Risiko di volti, nomi, profili e strategie. Tutte le grane del governo Conte bis, che torna a fare i conti con l'Isola sulla partita delle seconde file nei ministeri romani. Ma ogni forza politica sembra avere chiaro su quali opzioni puntare
Governo, dopo la fiducia è corsa per i sottosegretari Dubbi su chi è davvero disponibile a metterci la faccia
Più che un amore, sembra una camera a gas, per dirla con le parole di Gianna Nannini. Incassata la fiducia alla Camera e al Senato, da questa mattina il governo giallorosso apre ufficialmente la partita sui sottosegretari. Una partita a risiko che inevitabilmente dovrà passare dalla resa dei conti siciliana. I nomi che circolano sono noti alle stanze dei bottoni già da giorni. In quota Pd, a contendere una poltrona ai vertici di un ministero romano sarebbero Teresa Piccione, protagonista della polemica che ha preceduto l’ultimo congresso regionale dem, l’ex segretario regionale Fausto Raciti e la senatrice Valeria Sudano. Ai quali si sarebbe aggiunto nelle ultime ore anche Lillo Speziale, padre politico della «corrente anti-correnti» presentata all’Ars prima della pausa estiva.
Sul fronte Leu-Sinistra Italiana, dalla Sicilia si è più volte fatto il nome di Erasmo Palazzotto, deputato tra i fondatori dell’ong Mediterranea Saving Humans. E poi c’è il Movimento 5 stelle, i cui portavoce in Sicilia sono furibondi col capo politico Luigi Di Maio per la gestione della trattativa col Pd. Una posizione espressa per primo da Ignazio Corrao, al quale hanno fatto seguito le parole di Mario Giarrusso e che ha portato ieri ai tavoli romani il nome di Giancarlo Cancelleri per il ruolo di sottosegretario ai Trasporti. Oltre al profilo del leader siciliano, la rosa di nomi dei pentastellati porta anche all’ex ministra Giulia Grillo e al «professore» Francesco D’uva, ribattezzato così dalla rete per la somiglianza col protagonista della fortunata serie tv La casa di carta. C’è un outsider anche in casa cinquestelle: si tratta della senatrice catanese Tiziana Drago, sostenuta da alcuni gruppi facebook sorti negli scorsi giorni per chiedere un ruolo attivo nel ministero alla Famiglia. Proprio Drago, che nei giorni del Family Day si era espressa con posizioni in antitesi rispetto alla linea pentastellata.

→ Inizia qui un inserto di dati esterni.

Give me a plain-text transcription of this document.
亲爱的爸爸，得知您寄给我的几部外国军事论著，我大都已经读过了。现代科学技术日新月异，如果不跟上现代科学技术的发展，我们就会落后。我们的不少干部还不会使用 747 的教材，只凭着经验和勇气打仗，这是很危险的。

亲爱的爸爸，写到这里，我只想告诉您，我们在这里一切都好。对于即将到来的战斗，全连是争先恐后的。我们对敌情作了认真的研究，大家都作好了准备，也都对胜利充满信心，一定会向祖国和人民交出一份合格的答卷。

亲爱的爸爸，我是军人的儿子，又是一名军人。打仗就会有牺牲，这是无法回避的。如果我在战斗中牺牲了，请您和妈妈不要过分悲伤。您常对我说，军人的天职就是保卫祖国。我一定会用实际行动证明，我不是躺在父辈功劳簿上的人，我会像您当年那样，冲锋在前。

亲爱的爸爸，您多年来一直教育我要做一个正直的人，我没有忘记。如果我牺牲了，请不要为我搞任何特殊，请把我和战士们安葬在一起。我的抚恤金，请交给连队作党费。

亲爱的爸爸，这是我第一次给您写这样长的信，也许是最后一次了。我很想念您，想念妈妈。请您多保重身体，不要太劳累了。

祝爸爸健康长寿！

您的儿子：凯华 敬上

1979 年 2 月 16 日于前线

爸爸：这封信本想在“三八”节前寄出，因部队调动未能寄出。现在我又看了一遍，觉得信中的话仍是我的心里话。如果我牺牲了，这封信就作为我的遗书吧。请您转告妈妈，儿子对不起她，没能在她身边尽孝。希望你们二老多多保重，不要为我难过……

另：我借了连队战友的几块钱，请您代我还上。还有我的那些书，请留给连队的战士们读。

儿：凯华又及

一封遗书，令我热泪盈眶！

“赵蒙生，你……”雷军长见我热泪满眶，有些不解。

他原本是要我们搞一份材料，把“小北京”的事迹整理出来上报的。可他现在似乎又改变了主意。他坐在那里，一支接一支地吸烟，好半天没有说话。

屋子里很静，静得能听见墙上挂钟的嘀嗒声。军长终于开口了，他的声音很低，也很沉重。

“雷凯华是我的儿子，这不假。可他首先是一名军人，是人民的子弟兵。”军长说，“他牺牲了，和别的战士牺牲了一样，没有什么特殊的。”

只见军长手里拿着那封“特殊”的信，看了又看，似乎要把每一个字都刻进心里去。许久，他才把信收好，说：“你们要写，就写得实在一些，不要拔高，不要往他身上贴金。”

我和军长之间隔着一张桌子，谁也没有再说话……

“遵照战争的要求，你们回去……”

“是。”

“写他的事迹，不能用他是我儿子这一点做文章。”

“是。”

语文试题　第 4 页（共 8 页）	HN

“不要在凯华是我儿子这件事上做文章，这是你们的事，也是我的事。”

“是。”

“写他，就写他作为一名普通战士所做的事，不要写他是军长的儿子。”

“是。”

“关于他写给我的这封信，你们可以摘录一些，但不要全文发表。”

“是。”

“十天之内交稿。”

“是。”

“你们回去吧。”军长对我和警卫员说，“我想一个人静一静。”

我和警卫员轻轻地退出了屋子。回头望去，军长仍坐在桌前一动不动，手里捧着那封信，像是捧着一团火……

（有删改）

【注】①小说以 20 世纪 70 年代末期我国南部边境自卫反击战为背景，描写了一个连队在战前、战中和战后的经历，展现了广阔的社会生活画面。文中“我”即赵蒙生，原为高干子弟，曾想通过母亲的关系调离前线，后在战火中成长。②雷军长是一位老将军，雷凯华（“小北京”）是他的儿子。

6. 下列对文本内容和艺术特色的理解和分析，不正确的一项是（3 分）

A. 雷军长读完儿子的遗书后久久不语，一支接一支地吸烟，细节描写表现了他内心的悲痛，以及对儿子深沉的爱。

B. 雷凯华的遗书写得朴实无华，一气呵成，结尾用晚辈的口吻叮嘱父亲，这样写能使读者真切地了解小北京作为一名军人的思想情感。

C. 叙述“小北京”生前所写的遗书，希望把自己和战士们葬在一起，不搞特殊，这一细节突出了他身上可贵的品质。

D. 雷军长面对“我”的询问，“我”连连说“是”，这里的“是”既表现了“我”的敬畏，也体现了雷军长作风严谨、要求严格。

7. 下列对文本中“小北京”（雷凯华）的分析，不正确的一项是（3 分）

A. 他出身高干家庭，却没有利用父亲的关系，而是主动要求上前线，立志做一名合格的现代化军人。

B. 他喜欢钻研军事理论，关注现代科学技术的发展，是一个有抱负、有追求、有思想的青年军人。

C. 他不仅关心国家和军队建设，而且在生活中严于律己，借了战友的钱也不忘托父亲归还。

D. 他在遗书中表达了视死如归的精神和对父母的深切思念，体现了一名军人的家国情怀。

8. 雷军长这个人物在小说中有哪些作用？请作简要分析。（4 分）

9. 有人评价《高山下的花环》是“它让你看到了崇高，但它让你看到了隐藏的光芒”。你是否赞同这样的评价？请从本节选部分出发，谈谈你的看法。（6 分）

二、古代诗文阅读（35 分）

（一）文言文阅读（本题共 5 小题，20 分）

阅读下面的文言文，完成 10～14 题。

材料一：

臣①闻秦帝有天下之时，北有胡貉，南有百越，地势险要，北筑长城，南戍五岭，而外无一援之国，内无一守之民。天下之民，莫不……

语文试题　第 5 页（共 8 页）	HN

Ma oltre i nomi, restano i dubbi. E questo amore da Fotoromanza, in cui nessuna delle forze politiche alleate si fida fino in fondo dell’altro. A partire dai cinquestelle, delusi, furibondi e che «in caso di offerte per posizioni non chiave – sussurrano – faticheremmo a spiegare alla base in che modo si possa continuare ad essere incisivi nei territori». E questa è la prima rogna, per Di Maio. Niente terze file, dato che i pentastellati in salsa sicula hanno già dovuto ingoiare il rospo di doversi accontentare delle seconde. Anche perché, a quanto filtra, se le offerte da Roma non fossero gratificati, difficilmente i pentastellati siciliani saranno disponibili a metterci la faccia.
E poi c’è la sinistra. Da quelle parti in molti hanno chiaro che stare al governo significa mediare. E, soprattutto in materia di migranti, il lavoro del nuovo esecutivo sarà tutto in salita. Intanto nella revisione dei decreti Sicurezza, che seguirà le indicazioni del capo dello Stato, ma che verosimilmente lascerà più di uno scontento. E poi la lunga e difficile partita con l’Europa per stabilire una nuova redistribuzione dei migranti e dei richiedenti asilo tra gli Stati membri. Mentre intanto, almeno sui primi passi del nuovo esecutivo, è rimasta in bilico la politica dei porti chiusi. Non proprio una partita su cui è scontato volerci mettere la faccia.
Infine c’è il Pd. Anche in questo caso, il partito al governo oggi non è di certo lo stesso di fine luglio, quando l’ex segretario Davide Faraone è stato defenestrato dalla commissione nazionale di garanzia e la fuoriuscita dei renziani sembrava ormai cosa fatta. Oggi al segretario Nicola Zingaretti resta il difficile compito di ricompattare le fila e fare in modo che le diverse correnti tornino a sentirsi parte di un’unica organizzazione politica. Chi valorizzare in quest’ottica, dunque? Gli zingarettiani, che hanno già ottenuto l’annullamento del congresso? I renziani, per cercare la via della conciliazione? L’area Orfini? Oppure la exit strategy che potrebbe essere proprio Speziale? Proprio lui nei giorni successivi al commissariamento del partito ha imboccato la via della conciliazione.